The home for the spider that supports search.gov.
The spider uses the open source scrapy framework.
The spiders can be found at search_gov_crawler/search_gov_spiders/spiders/
.
*Note: Other files and directories are within the repository but the folders and files below relate to those needed for the scrapy framework.
├── search_gov_crawler ( scrapy root )
│ ├── search_gov_spider ( scrapy project *Note multiple projects can exist within a project root )
│ │ ├── extensions ( includes custom scrapy extensions )
│ │ ├── helpers ( includes common functions )
│ │ ├── spiders
│ │ │ ├── domain_spider.py ( spider for html pages )
│ │ │ ├── domain_spider_js.py ( spider for js pages )

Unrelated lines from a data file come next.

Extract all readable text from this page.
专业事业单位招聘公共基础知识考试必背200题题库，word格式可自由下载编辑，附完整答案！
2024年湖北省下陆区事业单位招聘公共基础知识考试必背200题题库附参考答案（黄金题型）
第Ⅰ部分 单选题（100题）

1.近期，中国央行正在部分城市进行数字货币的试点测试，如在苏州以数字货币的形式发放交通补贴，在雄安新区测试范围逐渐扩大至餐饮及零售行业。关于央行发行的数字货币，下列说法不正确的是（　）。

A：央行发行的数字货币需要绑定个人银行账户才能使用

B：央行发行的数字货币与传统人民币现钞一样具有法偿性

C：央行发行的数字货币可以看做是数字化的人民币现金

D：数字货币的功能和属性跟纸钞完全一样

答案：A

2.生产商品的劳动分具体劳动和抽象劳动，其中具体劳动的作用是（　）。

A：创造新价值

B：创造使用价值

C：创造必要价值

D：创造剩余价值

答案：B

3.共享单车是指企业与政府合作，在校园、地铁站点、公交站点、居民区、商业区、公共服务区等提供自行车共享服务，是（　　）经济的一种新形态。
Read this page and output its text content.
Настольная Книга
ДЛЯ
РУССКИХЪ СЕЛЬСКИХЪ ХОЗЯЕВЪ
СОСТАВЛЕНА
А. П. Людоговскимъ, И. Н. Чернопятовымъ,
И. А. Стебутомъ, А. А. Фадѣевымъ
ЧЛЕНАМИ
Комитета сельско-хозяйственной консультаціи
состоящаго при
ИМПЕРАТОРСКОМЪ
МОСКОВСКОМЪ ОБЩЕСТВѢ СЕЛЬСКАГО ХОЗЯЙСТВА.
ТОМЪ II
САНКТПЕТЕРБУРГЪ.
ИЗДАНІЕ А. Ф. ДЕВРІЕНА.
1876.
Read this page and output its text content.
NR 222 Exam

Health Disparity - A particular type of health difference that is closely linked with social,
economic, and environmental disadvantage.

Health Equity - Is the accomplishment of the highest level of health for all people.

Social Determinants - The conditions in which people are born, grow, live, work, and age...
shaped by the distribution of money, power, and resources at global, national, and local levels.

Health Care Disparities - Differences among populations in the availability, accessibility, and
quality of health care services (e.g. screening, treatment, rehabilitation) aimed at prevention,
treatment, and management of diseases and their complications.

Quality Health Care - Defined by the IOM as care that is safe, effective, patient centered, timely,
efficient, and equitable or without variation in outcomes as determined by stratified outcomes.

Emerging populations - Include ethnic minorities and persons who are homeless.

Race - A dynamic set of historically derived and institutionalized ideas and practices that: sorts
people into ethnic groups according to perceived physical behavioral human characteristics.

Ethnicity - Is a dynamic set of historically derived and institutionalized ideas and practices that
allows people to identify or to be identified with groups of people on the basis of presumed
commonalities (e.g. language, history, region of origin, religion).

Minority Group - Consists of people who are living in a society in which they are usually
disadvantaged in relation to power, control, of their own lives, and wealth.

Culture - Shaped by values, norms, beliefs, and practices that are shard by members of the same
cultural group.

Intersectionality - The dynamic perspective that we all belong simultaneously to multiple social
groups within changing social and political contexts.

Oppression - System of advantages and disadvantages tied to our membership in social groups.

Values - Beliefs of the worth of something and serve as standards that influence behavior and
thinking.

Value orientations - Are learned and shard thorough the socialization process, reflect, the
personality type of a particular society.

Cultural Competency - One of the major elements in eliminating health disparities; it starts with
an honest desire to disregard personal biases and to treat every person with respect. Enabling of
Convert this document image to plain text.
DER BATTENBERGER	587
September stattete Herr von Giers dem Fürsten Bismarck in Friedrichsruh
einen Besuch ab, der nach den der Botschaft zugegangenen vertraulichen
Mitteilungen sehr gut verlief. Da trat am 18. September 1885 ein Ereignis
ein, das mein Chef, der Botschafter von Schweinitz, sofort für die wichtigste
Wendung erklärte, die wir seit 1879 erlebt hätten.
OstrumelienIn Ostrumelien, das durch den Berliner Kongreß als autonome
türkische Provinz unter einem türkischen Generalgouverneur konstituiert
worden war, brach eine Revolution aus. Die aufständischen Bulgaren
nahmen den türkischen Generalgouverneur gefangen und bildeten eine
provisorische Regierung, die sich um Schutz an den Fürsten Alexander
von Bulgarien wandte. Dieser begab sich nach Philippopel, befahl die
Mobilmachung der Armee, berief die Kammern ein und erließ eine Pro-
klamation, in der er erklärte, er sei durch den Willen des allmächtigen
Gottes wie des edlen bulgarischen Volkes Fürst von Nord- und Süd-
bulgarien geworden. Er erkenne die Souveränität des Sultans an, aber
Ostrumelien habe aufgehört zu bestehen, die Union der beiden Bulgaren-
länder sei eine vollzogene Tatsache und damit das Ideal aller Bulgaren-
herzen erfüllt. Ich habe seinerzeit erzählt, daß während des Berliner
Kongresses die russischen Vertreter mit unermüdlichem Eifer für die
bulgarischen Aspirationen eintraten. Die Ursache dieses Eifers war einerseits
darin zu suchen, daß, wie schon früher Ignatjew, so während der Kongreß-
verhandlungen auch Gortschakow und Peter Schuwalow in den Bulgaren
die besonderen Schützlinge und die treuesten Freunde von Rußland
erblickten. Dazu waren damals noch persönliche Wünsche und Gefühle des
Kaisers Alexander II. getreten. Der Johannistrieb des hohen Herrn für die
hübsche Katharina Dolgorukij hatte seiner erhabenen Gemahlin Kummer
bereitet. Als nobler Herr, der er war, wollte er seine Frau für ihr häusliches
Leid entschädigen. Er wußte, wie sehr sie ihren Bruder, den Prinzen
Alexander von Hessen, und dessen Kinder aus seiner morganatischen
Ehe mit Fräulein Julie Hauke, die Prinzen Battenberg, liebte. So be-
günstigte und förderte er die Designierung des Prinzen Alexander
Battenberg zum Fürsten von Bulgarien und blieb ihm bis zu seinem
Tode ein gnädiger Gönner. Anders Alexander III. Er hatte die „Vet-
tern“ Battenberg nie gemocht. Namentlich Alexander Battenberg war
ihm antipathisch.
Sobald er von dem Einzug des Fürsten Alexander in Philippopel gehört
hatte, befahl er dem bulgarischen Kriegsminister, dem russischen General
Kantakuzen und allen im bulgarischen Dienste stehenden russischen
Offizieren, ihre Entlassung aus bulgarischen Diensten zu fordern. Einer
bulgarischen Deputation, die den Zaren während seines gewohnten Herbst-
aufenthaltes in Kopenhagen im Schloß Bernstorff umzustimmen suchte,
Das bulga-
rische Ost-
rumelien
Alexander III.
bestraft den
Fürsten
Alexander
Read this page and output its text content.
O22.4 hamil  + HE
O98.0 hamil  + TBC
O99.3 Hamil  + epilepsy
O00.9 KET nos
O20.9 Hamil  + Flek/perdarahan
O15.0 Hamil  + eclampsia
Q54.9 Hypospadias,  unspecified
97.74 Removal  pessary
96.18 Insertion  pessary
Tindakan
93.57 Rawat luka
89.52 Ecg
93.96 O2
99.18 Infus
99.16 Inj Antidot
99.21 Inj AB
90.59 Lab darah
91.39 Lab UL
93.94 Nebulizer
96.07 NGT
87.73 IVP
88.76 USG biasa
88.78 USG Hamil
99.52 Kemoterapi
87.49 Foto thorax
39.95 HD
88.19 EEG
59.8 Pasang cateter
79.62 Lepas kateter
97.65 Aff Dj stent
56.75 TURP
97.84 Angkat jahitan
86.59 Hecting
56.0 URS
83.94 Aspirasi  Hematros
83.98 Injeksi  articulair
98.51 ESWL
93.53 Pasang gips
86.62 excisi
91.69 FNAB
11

│ │ ├── utility_files ( includes json files with default domains to scrape )
│ │ ├── items.py
│ │ ├── middlewares.py
│ │ ├── pipelines.py
│ │ ├── settings.py
│ ├── scrapy.cfg
The spider can either scrape for URLs from the list of required domains or take in a domain and starting URL to scrape a site/domain.
Running the spider produces a list of urls found in search_gov_crawler/search_gov_spiders/spiders/scrapy_urls/{spider_name}/{spider_name}_{date}-{UTC_time}.txt
as specified by FEEDS
in settings.py
.
Make sure to run pip install -r requirements.txt
and playwright install
before running any spiders.
Navigate down to search_gov_crawler/search_gov_spiders
, then enter the command below:
scrapy crawl domain_spider
to run for all urls / domains that do not require javacript handling. To run for all sites that require javascript run:
scrapy crawl domain_spider_js
^^^ These will take a long time
In the same directory specified above, enter the command below, adding the domain and starting URL for the crawler:
scrapy crawl domain_spider -a allowed_domains=example.com -a start_urls=www.example.com
or
scrapy crawl domain_spider -a allowed_domains=example.com -a start_urls=www.example.com
Make sure to run pip install -r requirements.txt
and playwright install
before running any spiders.
-
Navigate to the spiders directory
-
Enter one of two following commands:
-
This command will output the yielded URLs in the destination (relative to the spiders directory) and file format specified in the
search_gov_crawler/search_gov_spiders/pipelines.py
:$ scrapy runspider <spider_file.py>
-
This command will output the yielded URLs in the destination (relative to the spiders directory) and file format specified by the user:
$ scrapy runspider <spider_file.py> -o <filepath_to_output_folder/spider_output_filename.csv>
-
-
First, install Scrapyd and scrapyd-client (library that helps eggify and deploy the Scrapy project to the Scrapyd server):
-
$ pip install scrapyd
-
$ pip install git+https://github.com/scrapy/scrapyd-client.git
-
-
Next, navigate to the scrapyd_files directory and start the server :
$ scrapyd
- Note: the directory where you start the server is arbitrary. It's simply where the logs and Scrapy project FEED destination (relative to the server directory) will be.
-
Navigate to the Scrapy project root directory and run this command to eggify the Scrapy project and deploy it to the Scrapyd server:
$ scrapyd-deploy default
-
Note: This will simply deploy it to a local Scrapyd server. To add custom deployment endpoints, you navigate to the scrapy.cfg file and add or customize endpoints.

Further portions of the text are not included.